I really like the Beyond Chocolate Principle ‘Eat Whatever you Want’ because it can be very liberating to choose whatever takes your fancy, and not be shackled to a particular eating plan or diet.  It allows us to be responsible for what we put into our bodies, rather than relying on what someone else tells us to eat.  But it can be quite terrifying for some people, who worry that if they only ate whatever they wanted, they’d live on a diet of chocolate, chips, crisps and cakes and balloon to the size of a house, with cholesterol levels going through the roof. 

In reality, this doesn’t really happen because you probably wouldn’t feel that great if you didn’t eat anything green or crunchy at all, and would be hankering for a salad or some steamed vegetables after a while.
But it can be difficult to decipher exactly what it is that your body wants to eat at any given time.  It can take practise to tune in to find out what would feel most nourishing, satisfying and tasty.
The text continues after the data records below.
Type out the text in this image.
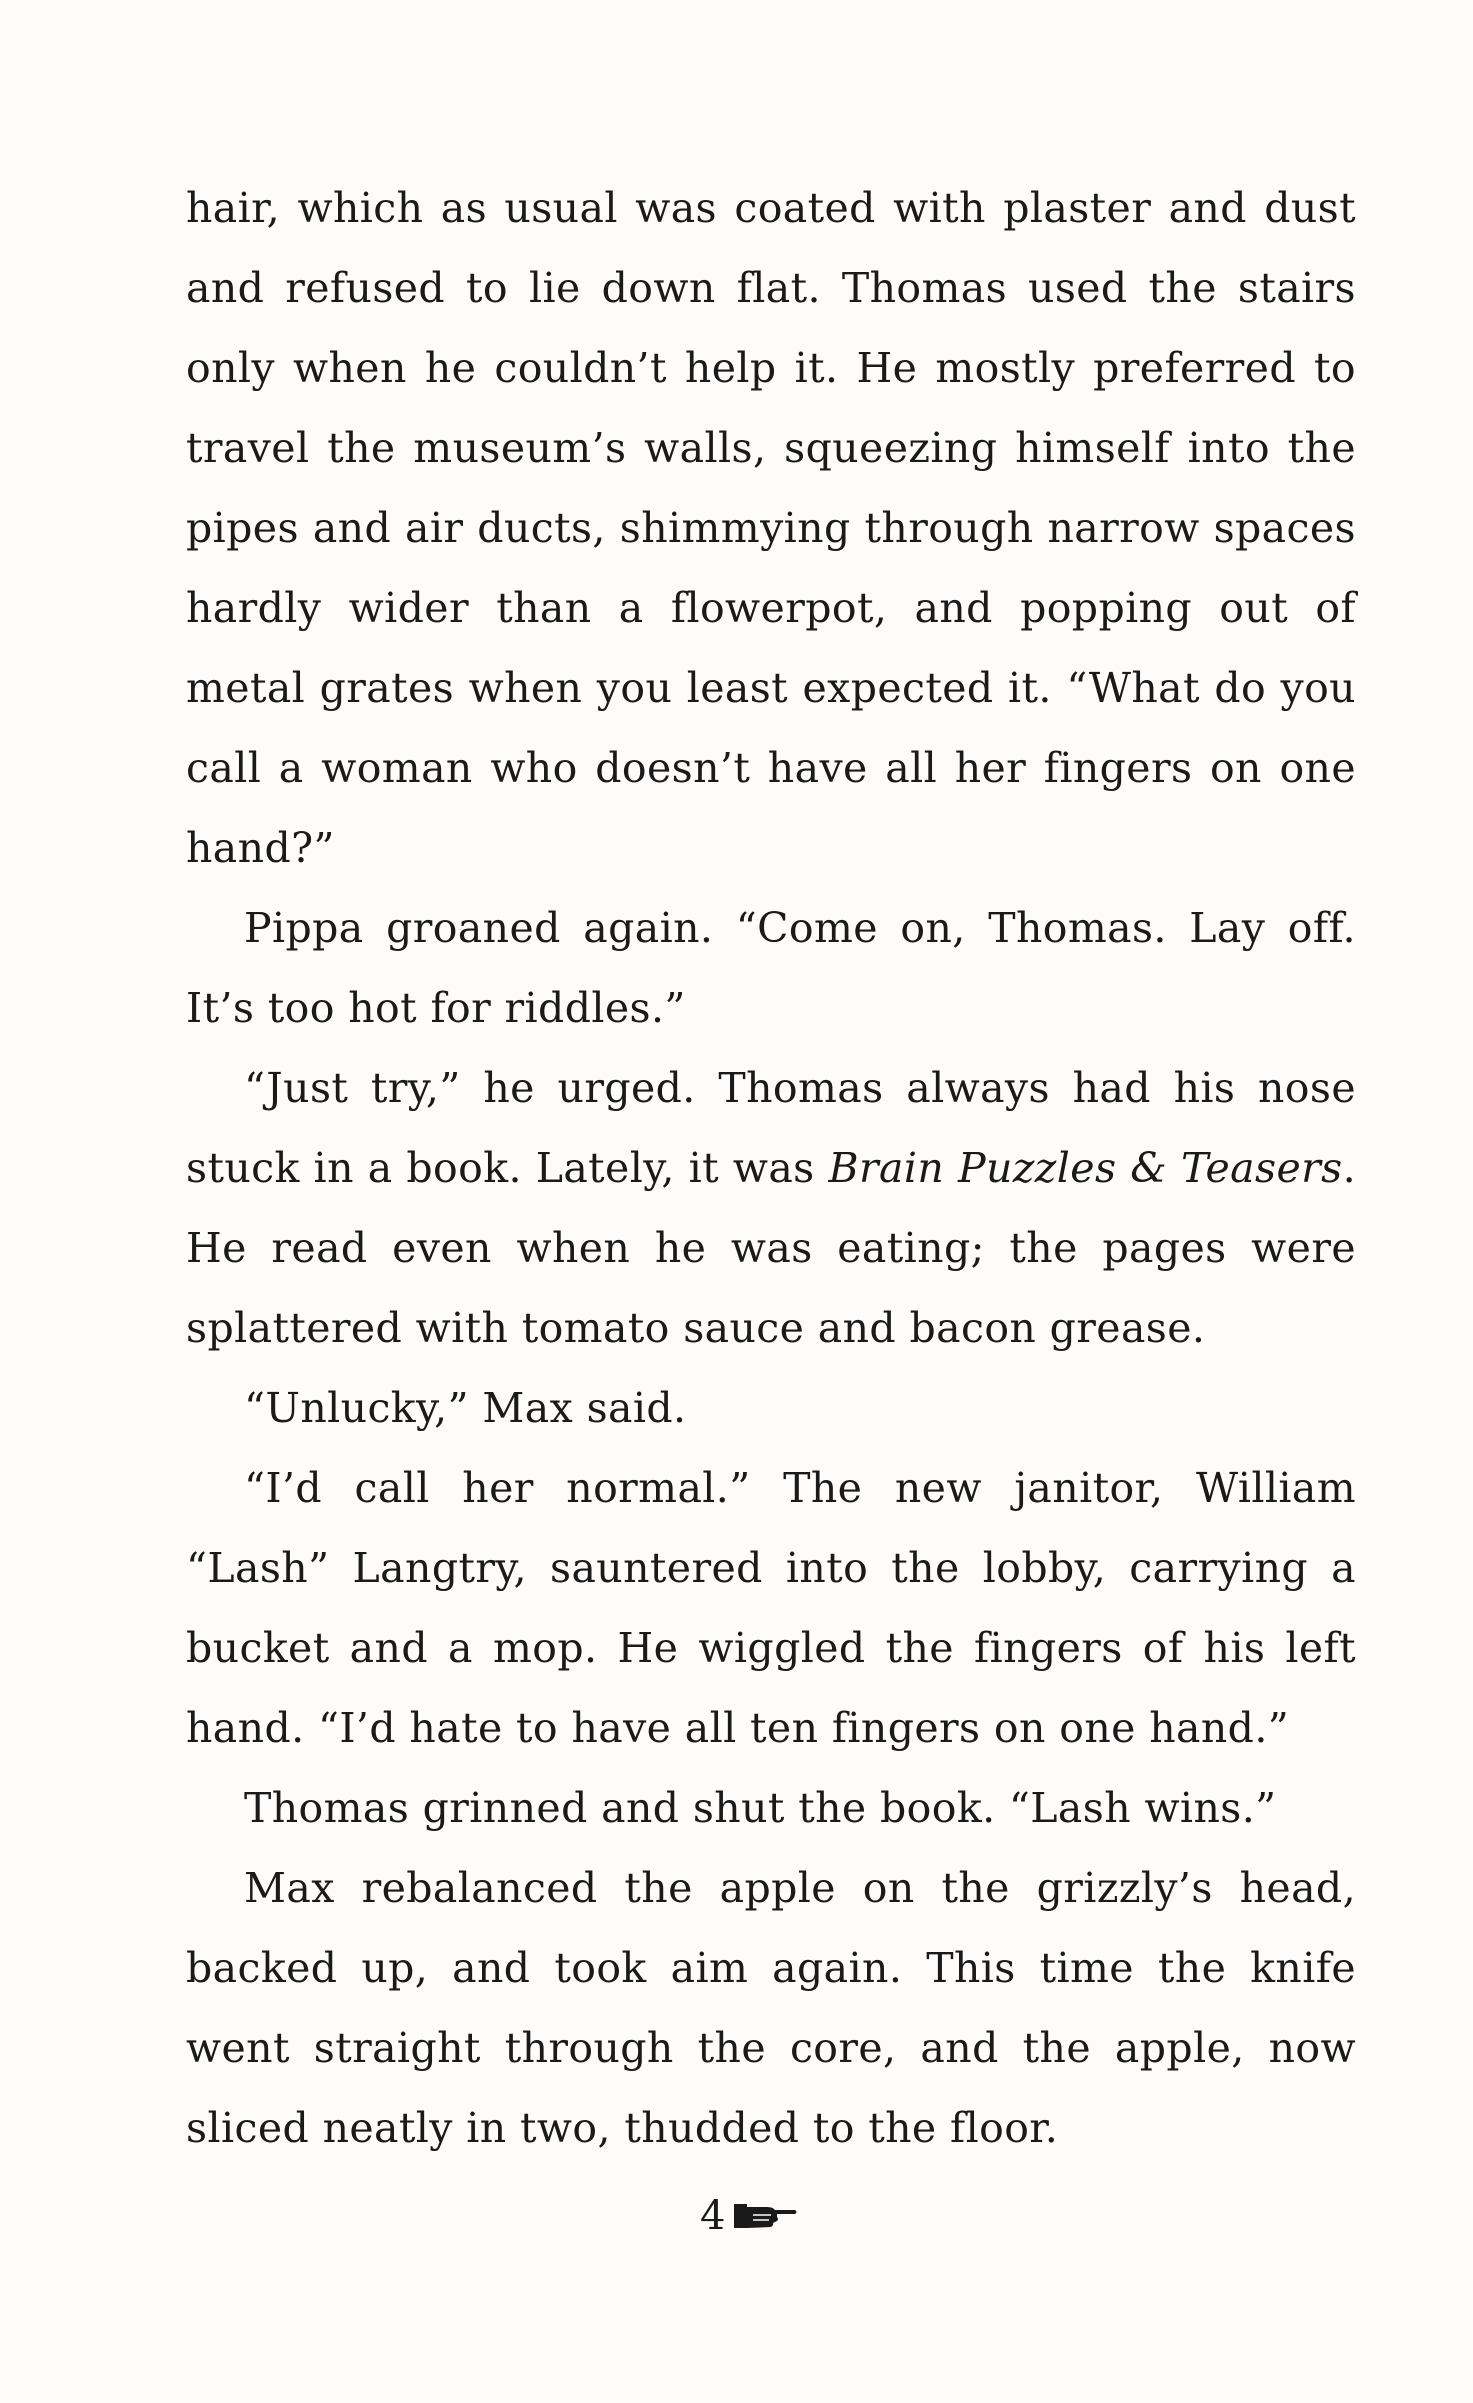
hair, which as usual was coated with plaster and dust and refused to lie down flat. Thomas used the stairs only when he couldn’t help it. He mostly preferred to travel the museum’s walls, squeezing himself into the pipes and air ducts, shimmying through narrow spaces hardly wider than a flowerpot, and popping out of metal grates when you least expected it. “What do you call a woman who doesn’t have all her fingers on one hand?”

Pippa groaned again. “Come on, Thomas. Lay off. It’s too hot for riddles.”

“Just try,” he urged. Thomas always had his nose stuck in a book. Lately, it was Brain Puzzles & Teasers. He read even when he was eating; the pages were splattered with tomato sauce and bacon grease.

“Unlucky,” Max said.

“I’d call her normal.” The new janitor, William “Lash” Langtry, sauntered into the lobby, carrying a bucket and a mop. He wiggled the fingers of his left hand. “I’d hate to have all ten fingers on one hand.”

Thomas grinned and shut the book. “Lash wins.”

Max rebalanced the apple on the grizzly’s head, backed up, and took aim again. This time the knife went straight through the core, and the apple, now sliced neatly in two, thudded to the floor.

4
In a recent newsletter from Geneen Roth, she talks about how sometimes we can get confused about what we really want to eat, and describes food as falling into two classes; food can either be a ‘beckoner’ or a ‘hummer’.  Hummer foods are foods that hum to you as you are driving home from work, or as you are thinking about what to cook for dinner during the day.  They are foods that you might have been thinking about for a while, foods that you really fancy eating.  Foods that you plan to eat because that’s what you really want.

Beckoners, however, are foods that hadn’t even crossed your mind until you saw them.  They can pounce on you.  For example, the cakes that someone brings into the office that all of a sudden seem very attractive, even if you’ve just eaten lunch and hadn’t been thinking about cake at all.  Beckoners can strike at any time, and can be quite powerful.  And their influence can over-ride even a very powerful desire for a hummer food.

What’s the magic solution to stop succumbing to the lure of beckoners?  There’s never magic involved, and there’s rarely a quick fix.  The first thing to do, as with any aspect of your relationship with food, is to notice what’s happening.  Can you tell the difference between a beckoner and a hummer?  How often do the beckoners strike?  Does a beckoner food take the place of a hummer food that you’d been planning to eat?  How do you feel after you’ve eaten the beckoner food?

Once you start to explore your relationship with these foods, you will probably learn a lot more about what it is that your body really wants to eat, and how powerful outside influences can be in deciding what to eat.

Take it slowly, and listen to your body.